第800話 使者・アナスタシア・リュリーク

「お会いできて良かったわ」


と、流ちょうな日本語で挨拶されたるのはもう慣れた。

今の世界情勢的に日本語が堪能でなければ一流の使者ではない。


柳生宗矩が言うように金髪碧眼と言うより銀髪に近い髪に、ボンキュッボンの体つき、そして、きめ細かなクリーム色の肌が輝き、部屋には甘い匂いが充満していた。

確かに美少女。


「黒坂常陸守真琴だ。よくぞ来てくれた。歓迎する」


「嘘、スロバキア王国へ帰すつもりだったのでしょ?私には、わかります。
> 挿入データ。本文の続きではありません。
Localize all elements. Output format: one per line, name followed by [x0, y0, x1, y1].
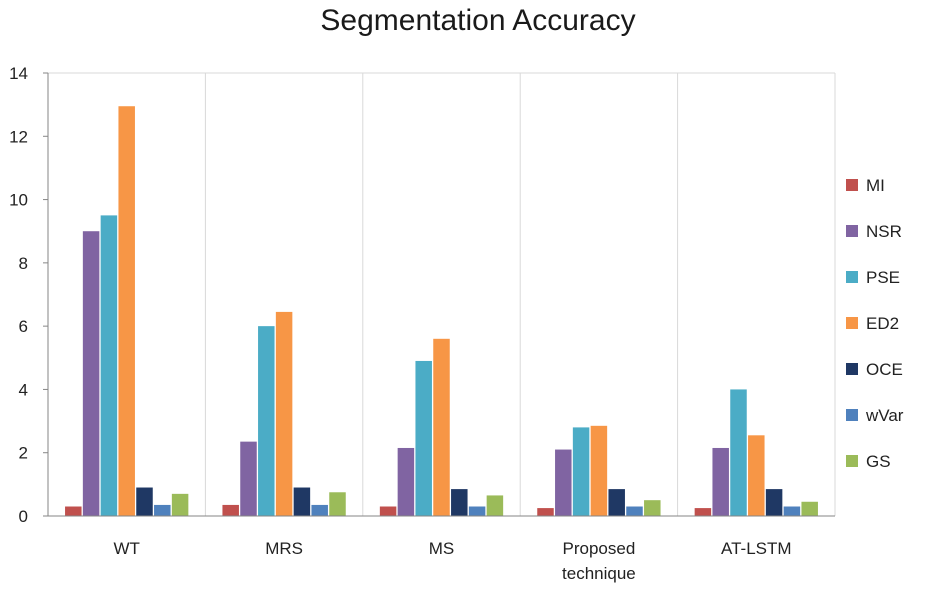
legend-swatch-mi — [846, 179, 858, 191]
y-tick-label: 10 — [9, 191, 28, 210]
bar-oce-3 — [608, 489, 625, 516]
bar-wvar-0 — [154, 504, 171, 516]
bars-layer — [65, 106, 818, 516]
legend-swatch-ed2 — [846, 317, 858, 329]
legend-swatch-pse — [846, 271, 858, 283]
bar-wvar-3 — [626, 506, 643, 516]
bar-ed2-1 — [275, 311, 293, 516]
category-label: MRS — [265, 539, 303, 558]
bar-mi-3 — [537, 508, 554, 516]
bar-mi-1 — [222, 504, 239, 516]
bar-mi-2 — [379, 506, 397, 516]
bar-ed2-3 — [590, 425, 608, 516]
bar-nsr-3 — [555, 449, 572, 516]
y-tick-label: 12 — [9, 127, 28, 146]
bar-wvar-4 — [783, 506, 801, 516]
legend-label-ed2: ED2 — [866, 314, 899, 333]
bar-pse-2 — [415, 360, 432, 516]
bar-oce-0 — [136, 487, 153, 516]
bar-gs-1 — [329, 492, 346, 516]
bar-gs-0 — [171, 493, 189, 516]
legend-label-nsr: NSR — [866, 222, 902, 241]
bar-ed2-4 — [748, 435, 765, 516]
legend-swatch-gs — [846, 455, 858, 467]
bar-gs-4 — [801, 501, 818, 516]
bar-oce-2 — [451, 489, 468, 516]
bar-wvar-1 — [311, 504, 328, 516]
y-tick-label: 4 — [19, 380, 28, 399]
bar-oce-4 — [765, 489, 783, 516]
bar-gs-3 — [644, 500, 661, 516]
bar-nsr-1 — [240, 441, 257, 516]
legend-swatch-wvar — [846, 409, 858, 421]
legend: MI NSR PSE ED2 OCE wVar GS — [846, 176, 904, 471]
y-tick-label: 6 — [19, 317, 28, 336]
bar-pse-3 — [572, 427, 590, 516]
legend-label-pse: PSE — [866, 268, 900, 287]
bar-ed2-2 — [433, 338, 450, 516]
bar-nsr-2 — [397, 447, 415, 516]
category-label: Proposed — [563, 539, 636, 558]
y-tick-label: 8 — [19, 254, 28, 273]
legend-swatch-oce — [846, 363, 858, 375]
legend-label-mi: MI — [866, 176, 885, 195]
bar-pse-4 — [730, 389, 747, 516]
axis-layer: 0 2 4 6 8 10 12 14 WT MRS MS Proposed technique AT-LS… — [9, 64, 835, 583]
y-tick-label: 2 — [19, 444, 28, 463]
legend-label-wvar: wVar — [865, 406, 904, 425]
bar-gs-2 — [486, 495, 504, 516]
category-label: MS — [429, 539, 455, 558]
y-tick-label: 0 — [19, 507, 28, 526]
bar-mi-0 — [65, 506, 82, 516]
chart-title: Segmentation Accuracy — [320, 4, 636, 37]
category-label: AT-LSTM — [721, 539, 792, 558]
legend-swatch-nsr — [846, 225, 858, 237]
bar-pse-0 — [100, 215, 118, 516]
category-label: WT — [113, 539, 139, 558]
bar-pse-1 — [258, 326, 275, 516]
legend-label-oce: OCE — [866, 360, 903, 379]
bar-nsr-4 — [712, 447, 729, 516]
grid-layer — [48, 72, 836, 516]
bar-mi-4 — [694, 508, 712, 516]
bar-oce-1 — [293, 487, 311, 516]
y-tick-label: 14 — [9, 64, 28, 83]
bar-wvar-2 — [468, 506, 486, 516]
bar-nsr-0 — [82, 231, 100, 516]
bar-ed2-0 — [118, 106, 135, 516]
legend-label-gs: GS — [866, 452, 891, 471]
category-label: technique — [562, 564, 636, 583]
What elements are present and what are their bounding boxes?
私は皇帝より黒坂様のおそばに仕える事かなわぬ時は帰ってくるなと言われています」


「はははははっ、俺は人質をとることはない。人質の役目となるならスロバキア王国に滞在して貰う。しかし、美少女を使者に送ってくるとな」


「黒坂常陸様が美少女好きなのは有名ですから、私が選ばれました。私、美しいでしょ?」


と、目の前で煌びやかなドレスのスカートを持ってくるりと回られてしまう。


その一言、開いた口が塞がらない。


「あら、私に見惚れてしまわれたかしら」


「御主人様、御主人様、しっかりして下さい」


と、桜子に肩を揺さぶられてしまう。


「おっ、おう。・・・・・・。えっと、君が帰れるか帰れないかは俺には関係はない。用向きの返事は宗矩が伝えたとおりだ。このまま帰って貰おう」


「え?」


と、柳生宗矩が意外な俺の返事に驚いていた。


勿論、使者アナスタシア・リュリークも。


「そっ、そんな、私の美貌がいらないというの?ロシア帝国からの人質として黒坂様の側室になってあげると言っているのよ」


「うん、無理。だって君、うちの調和を間違いなく崩すタイプだもん。人質になるならバードリ・エルジェーベトの所に行きな。以上」


と、俺は退室した。


「×△●×△●」


退室した部屋からはロシア語だかの巻き舌の叫びが聞こえていた。


『酷い男』


と、でも言っているのだろう。


「御主人様、良いのですか?あのように帰して」


「かまわないさ。いくら美少女であろうと、うちの調和を乱すような女を側室にすることはないさ。あれは男を手玉にとって意のままに操ろうとする悪女の臭いがした。勘だがな」


「確かに、私達の中にはいない気性をお持ちのようでしたね。好きにはなれない方かと」


「だろ?んな娘、側室にするほど阿保でもないよ。残りの人生、今いる側室達と仲良く暮らす事を考えるほうが俺には重要だし」


「御主人様・・・・・・」


桜子は嬉しそうにしていた。


不可侵条約は石田三成に任せるように手配をした。